PAR Class 7, Wed 2018-02-28
Table of contents
1 Term project progress
How's this going? Send me a progress report.
2 Parallel programs
/parallel-class/cuda/matmul2.cu plays with matrix multiplication of two random 1000x1000 matrices, and with managed memory.
-
It shows a really quick way to use OpenMP, which has a 10x speedup.
-
It shows a really quick way to use CUDA, which has a 15x speedup. This just uses one thread block per input matrix A row, and one thread per output element. That's 1M threads. The data is read from managed memory. Note how easy it is. There is no storing tiles into fast shared memory.
-
It multiplies the matrices on the host, and compares reading them from normal memory and from managed memory. The latter is 2.5x slower. Dunno why.
-
matmul2 also shows some of my utility functions and macros.
- InitCUDA prints a description of the GPU etc.
- cout << PRINTC(expr) prints an expression's name and then its value and a comma.
- PRINTN is like PRINTC but ends with endl.
- TIME(expr) evals an expression then prints its name and total and delta
- CPU time,
- elapsed time,
- their ratio.
- CT evals and prints the elapsed time of a CUDA kernel.
- Later I may add new tests to this.
-
/parallel-class/cuda/checksum.cc shows a significant digits problem when you add many small numbers.
-
sum_reduction.cu is Stanford's program.
-
sum_reduction2.cu is my modification to use managed memory.
Note how both sum_reduction and sum_reduction2 give different answers for the serial and the parallel computation. That is bad.
-
sum_reduction3.cu is a mod to try to find the problem. One problem is insufficient precision in the sum. Using double works. However there might be other problems.
3 Computer factoid
Unrelated to this course, but perhaps interesting:
All compute servers have for decades had a microprocessor frontend that controls the boot process. The current iteration is called an IPMI. It has a separate ethernet port, and would allow remote bios configs and booting. On parallel, that port is not connected (I don't trust the security).
4 CUDA Doc
The start of Nvidia's Parallel thread execution has useful info.
This is one of a batch of CUDA docs. Browse as you wish.
5 Stanford lectures
All the lectures and associated files are on geoxeon and parallel.ecse at /parallel-class/stanford/ .
They are also online here.
Lecture 6 parallel patterns 1 presents some paradigms of parallel programming. These are generally useful building blocks for parallel algorithms.
6 Thrust
Stanford lecture 8: Thrust. This is a functional frontend to various backends, such as CUDA.

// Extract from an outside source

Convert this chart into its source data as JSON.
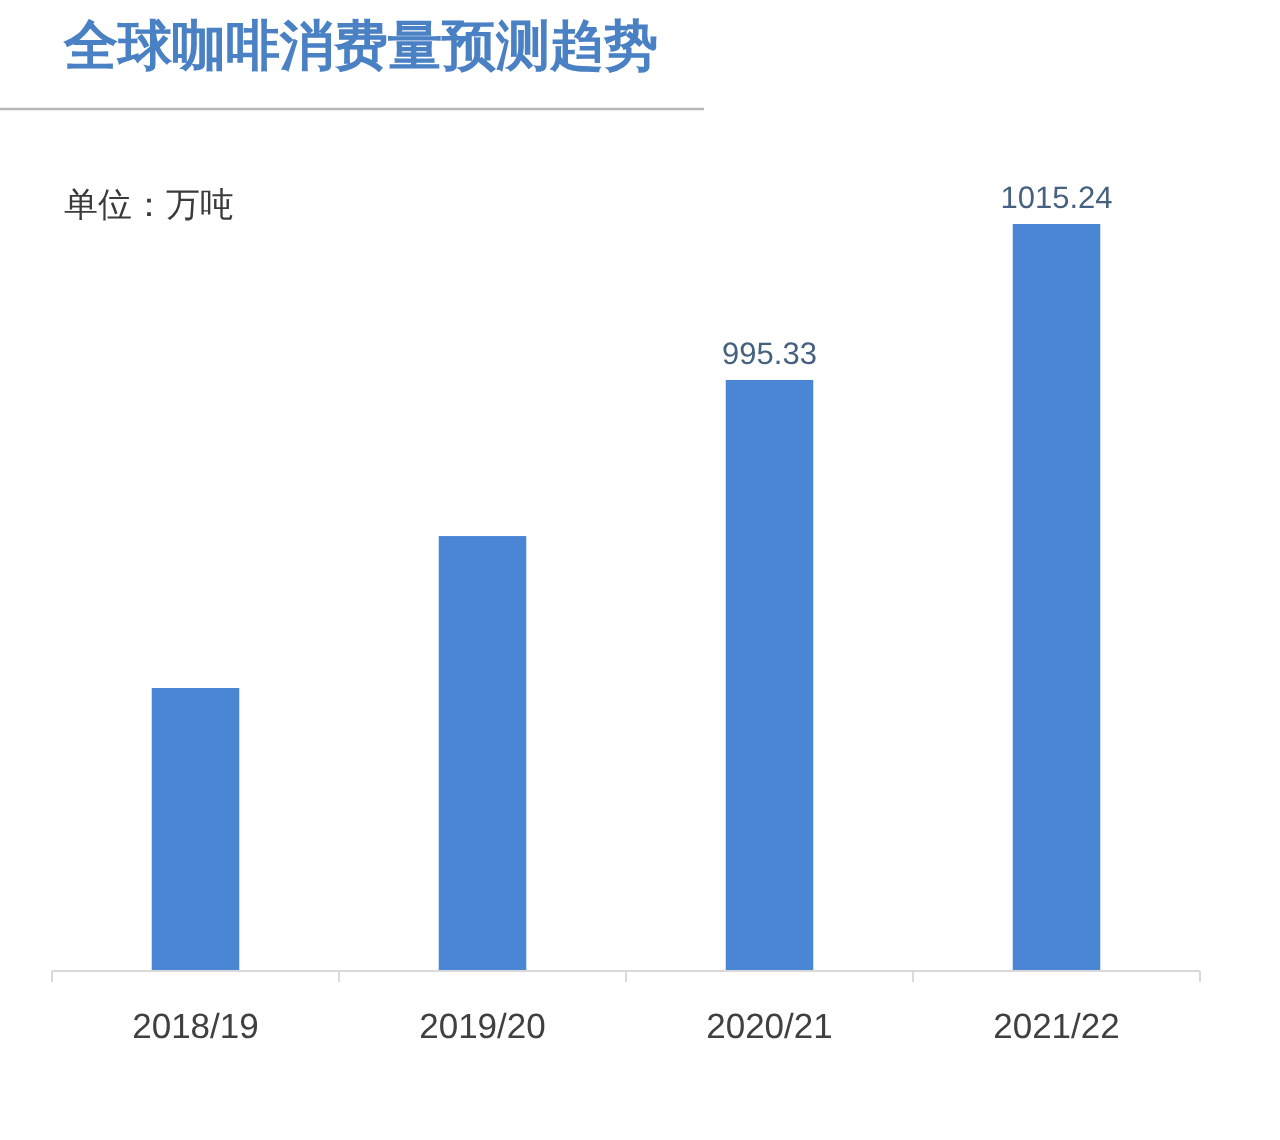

Programs are in /parallel-class/thrust/ .
7 IBM's quantum computer
As mentioned by Narayanaswami Chandrasekhar last week.
- https://en.wikipedia.org/wiki/IBM_Quantum_Experience
- https://techcrunch.com/2017/11/10/ibm-passes-major-milestone-with-20-and-50-qubit-quantum-computers-as-a-service/
- https://www.technologyreview.com/s/609451/ibm-raises-the-bar-with-a-50-qubit-quantum-computer/
- https://www.research.ibm.com/ibm-q/ - points to lots of info, e.g., QISKit on github, beginners guide, etc.
You to do: learn this and present it to me in class.